Closer to home, the SEIU offshoot called Justice for Janitors has been very effective in drawing TV cameras and reporters to its disruptive protests. The public employee unions, on the other hand, stage tired rallies that get buried in press reports. When he recalls a recent protest on Capitol Hill, Gessesse says 300 to 400 people attended. Schlein bumps the number up to 1,000. Later, AFGE spokeswoman Magda Lynn Seymour, apparently a graduate of the Louis Farrakhan School of Crowd Estimates, claims there were 3,000 people.
Whatever the true number, the demonstration flopped. “I think it had very little impact,” says Bernard Demczuk, a former union leader who is now Barry’s lobbyist. “I don’t think the unions have spent enough time at the hearings, lobbying members of Congress, educating them, building relationships with them. The struggle may have shifted from street demonstrations to direct communication with members of Congress and their staff.”
But members and congressional staffers say the local unions simply don’t contact them. “They haven’t approached us,” says Rep. Thomas M. Davis III, the Virginia Republican who chairs the D.C. subcommittee. “And my door is always open. I think they just don’t know what to make of us.”
“The unions have been quiet—surprisingly quiet, I believe,” says Thomas N. Edmonds, a Republican consultant who has worked with conservatives on District issues. Both Edmonds and Davis single out the Fraternal Order of Police labor committee, headed by JC Stamps, as a notable exception. Stamps has joined with SEIU in protests and has negotiated with Republicans, almost winning an extra $42 million for the police department. “They sold their people out,” says Stamps of other union leaders who have been less active.

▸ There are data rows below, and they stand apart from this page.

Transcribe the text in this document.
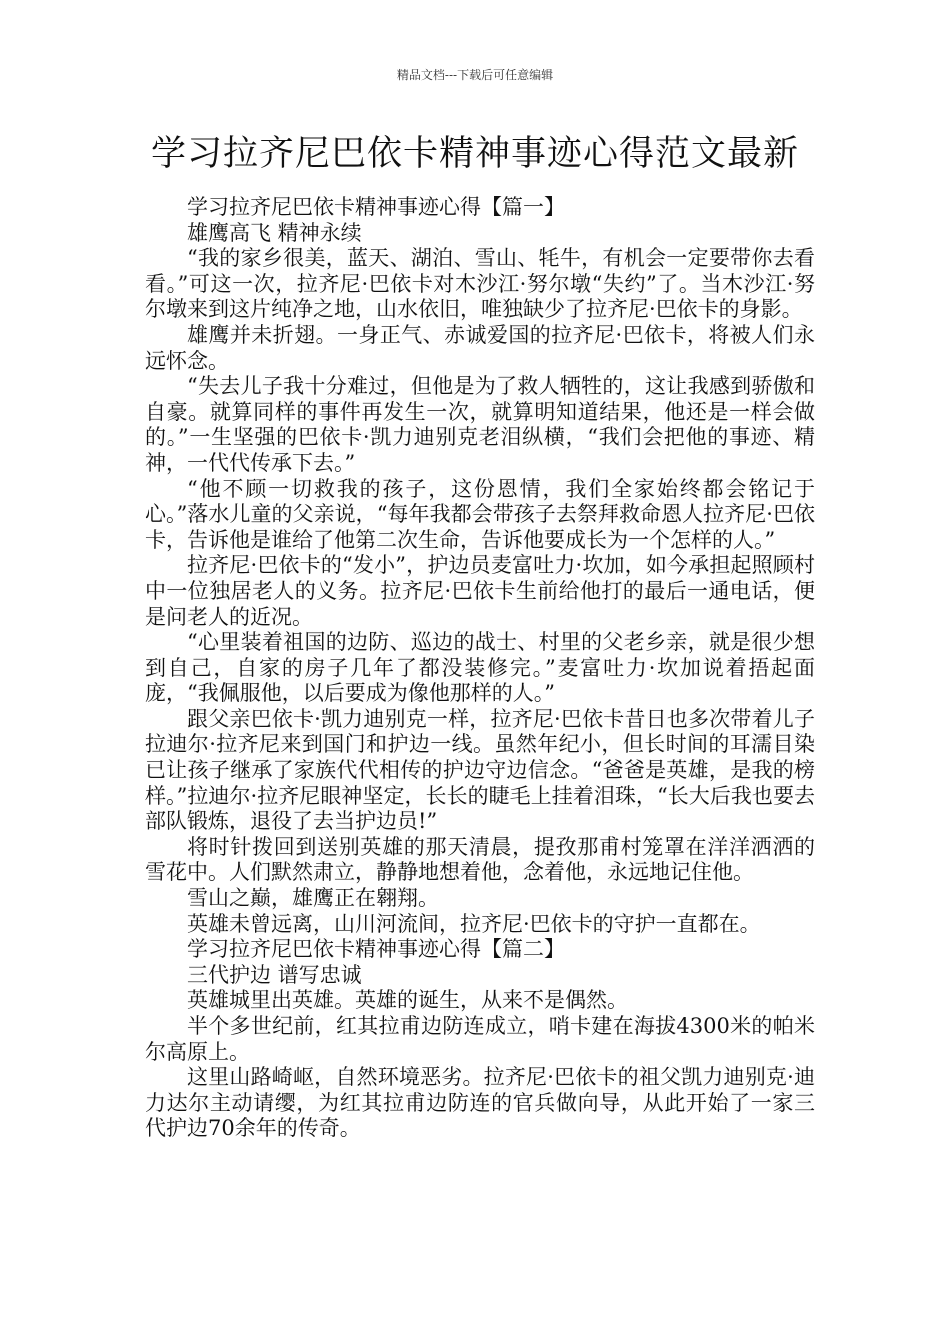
精品文档---下载后可任意编辑
学习拉齐尼巴依卡精神事迹心得范文最新

学习拉齐尼巴依卡精神事迹心得【篇一】

雄鹰高飞 精神永续

“我的家乡很美，蓝天、湖泊、雪山、牦牛，有机会一定要带你去看看。”可这一次，拉齐尼·巴依卡对木沙江·努尔墩“失约”了。当木沙江·努尔墩来到这片纯净之地，山水依旧，唯独缺少了拉齐尼·巴依卡的身影。

雄鹰并未折翅。一身正气、赤诚爱国的拉齐尼·巴依卡，将被人们永远怀念。

“失去儿子我十分难过，但他是为了救人牺牲的，这让我感到骄傲和自豪。就算同样的事件再发生一次，就算明知道结果，他还是一样会做的。”一生坚强的巴依卡·凯力迪别克老泪纵横，“我们会把他的事迹、精神，一代代传承下去。”

“他不顾一切救我的孩子，这份恩情，我们全家始终都会铭记于心。”落水儿童的父亲说，“每年我都会带孩子去祭拜救命恩人拉齐尼·巴依卡，告诉他是谁给了他第二次生命，告诉他要成长为一个怎样的人。”

拉齐尼·巴依卡的“发小”，护边员麦富吐力·坎加，如今承担起照顾村中一位独居老人的义务。拉齐尼·巴依卡生前给他打的最后一通电话，便是问老人的近况。

“心里装着祖国的边防、巡边的战士、村里的父老乡亲，就是很少想到自己，自家的房子几年了都没装修完。”麦富吐力·坎加说着捂起面庞，“我佩服他，以后要成为像他那样的人。”

跟父亲巴依卡·凯力迪别克一样，拉齐尼·巴依卡昔日也多次带着儿子拉迪尔·拉齐尼来到国门和护边一线。虽然年纪小，但长时间的耳濡目染已让孩子继承了家族代代相传的护边守边信念。“爸爸是英雄，是我的榜样。”拉迪尔·拉齐尼眼神坚定，长长的睫毛上挂着泪珠，“长大后我也要去部队锻炼，退役了去当护边员!”

将时针拨回到送别英雄的那天清晨，提孜那甫村笼罩在洋洋洒洒的雪花中。人们默然肃立，静静地想着他，念着他，永远地记住他。

雪山之巅，雄鹰正在翱翔。

英雄未曾远离，山川河流间，拉齐尼·巴依卡的守护一直都在。

学习拉齐尼巴依卡精神事迹心得【篇二】

三代护边 谱写忠诚

英雄城里出英雄。英雄的诞生，从来不是偶然。

半个多世纪前，红其拉甫边防连成立，哨卡建在海拔4300米的帕米尔高原上。

这里山路崎岖，自然环境恶劣。拉齐尼·巴依卡的祖父凯力迪别克·迪力达尔主动请缨，为红其拉甫边防连的官兵做向导，从此开始了一家三代护边70余年的传奇。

Besides lobbying, the unions lack the nuts and bolts of political influence. AFSCME, the city’s largest union, didn’t make a single contribution to any candidate in the 1994 mayoral race, according to documents filed with the D.C. Office of Campaign Finance. AFGE, which represents about 5,000 District employees, has donated a total of just $2,275 to nine D.C. candidates since 1990. Moreover, because about 54 percent of District workers live outside the city, the unions can’t convincingly threaten to punish anti-labor politicians at the polls.
“We’ve been excluded. We’re like an afterthought,” says the Doctors Council’s Wilson.

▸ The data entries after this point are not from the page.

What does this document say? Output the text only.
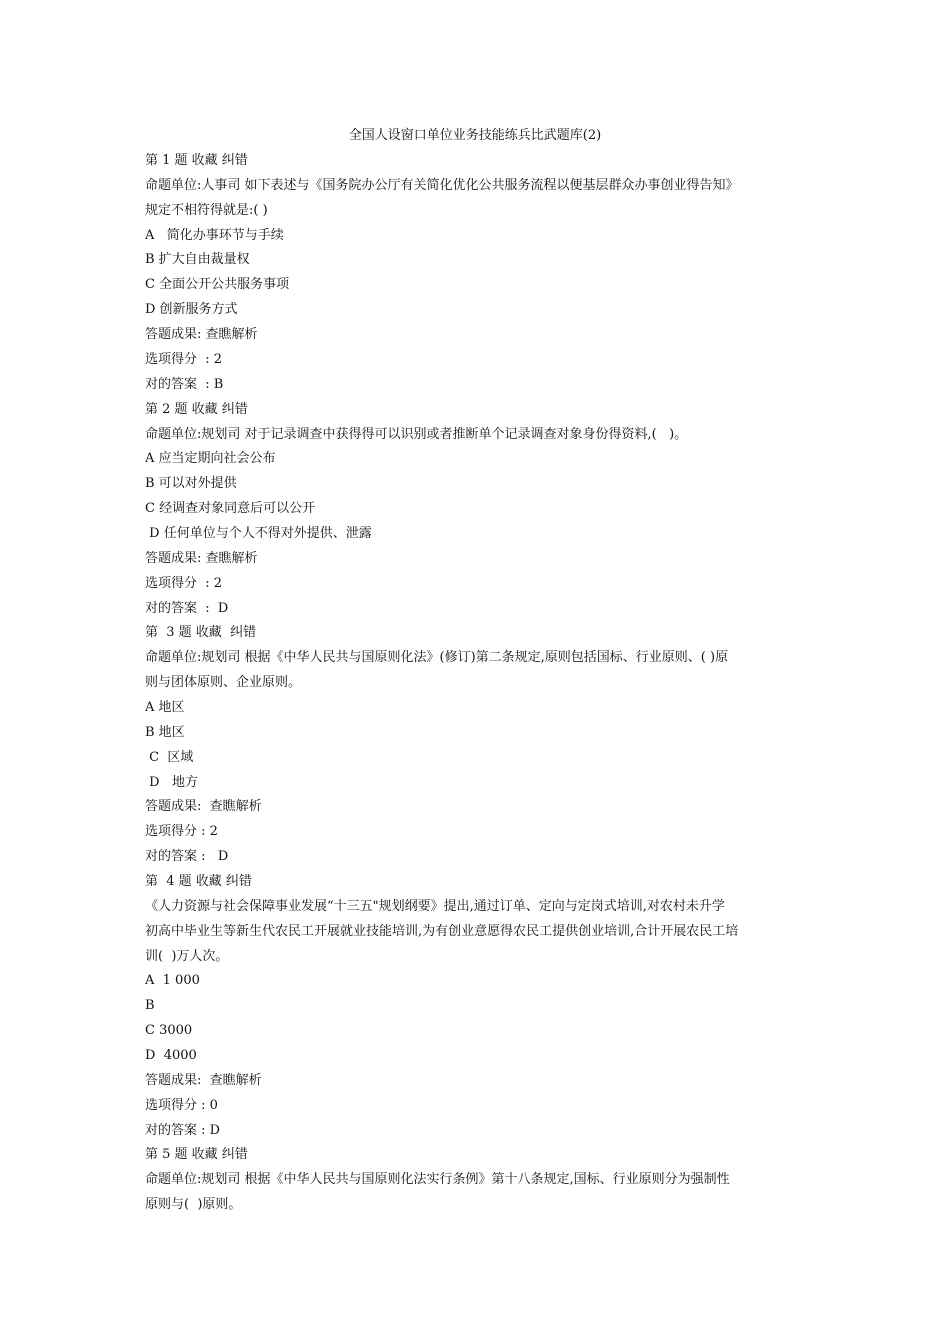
全国人设窗口单位业务技能练兵比武题库(2)
第 1 题 收藏 纠错
命题单位:人事司 如下表述与《国务院办公厅有关简化优化公共服务流程以便基层群众办事创业得告知》
规定不相符得就是:( )
A   简化办事环节与手续
B 扩大自由裁量权
C 全面公开公共服务事项
D 创新服务方式
答题成果: 查瞧解析
选项得分  : 2
对的答案  : B
第 2 题 收藏 纠错
命题单位:规划司 对于记录调查中获得得可以识别或者推断单个记录调查对象身份得资料,(   )。
A 应当定期向社会公布
B 可以对外提供
C 经调查对象同意后可以公开
D 任何单位与个人不得对外提供、泄露
答题成果: 查瞧解析
选项得分  : 2
对的答案  :  D
第  3 题 收藏  纠错
命题单位:规划司 根据《中华人民共与国原则化法》(修订)第二条规定,原则包括国标、行业原则、( )原
则与团体原则、企业原则。
A 地区
B 地区
C  区域
D   地方
答题成果:  查瞧解析
选项得分 : 2
对的答案 :   D
第  4 题 收藏 纠错
《人力资源与社会保障事业发展“十三五"规划纲要》提出,通过订单、定向与定岗式培训,对农村未升学
初高中毕业生等新生代农民工开展就业技能培训,为有创业意愿得农民工提供创业培训,合计开展农民工培
训(  )万人次。
A  1 000
B
C 3000
D  4000
答题成果:  查瞧解析
选项得分 : 0
对的答案 : D
第 5 题 收藏 纠错
命题单位:规划司 根据《中华人民共与国原则化法实行条例》第十八条规定,国标、行业原则分为强制性
原则与(  )原则。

Union leaders will probably continue to do their jobs as they see them—in other words, protect the members at all costs. And there’s a certain moral resonance to this position. “What I think is sometimes forgotten about the unions is that many of them are representing people of very modest means,” says Richard Berendzen, who chaired the Rivlin commission. “We’ve got to cut, and streamline, and cut out the fat, and all the other clichés, which are true, but then you realize you’re talking about a real person, maybe a single mom.” For many Washingtonians, government employment has been the only way to put food on the table.
But, adds Berendzen, “that doesn’t mean the city, which is broke, has to provide [them] with a job.” What’s more, the problem with government unions isn’t that they protect workers. It’s that union leaders protect the worst excesses of featherbedding and waste.
For the most part, union members are fine government workers, no better or worse than most. But by defending shoddy employees, impractical labor practices, and extravagant pay and benefits—all while Washington has taken a fiscal nose dive—the unions relinquished claim to the populist ethic that animates the labor movement.
It didn’t have to be that way, and it still doesn’t. Washington’s public employee unions have a chance to jettison their old philosophy for a new recognition that the District must retrench in order to survive. If they don’t, they will banish themselves from the debate over the city’s future. And they will further chip away at a once-proud movement’s legitimacy.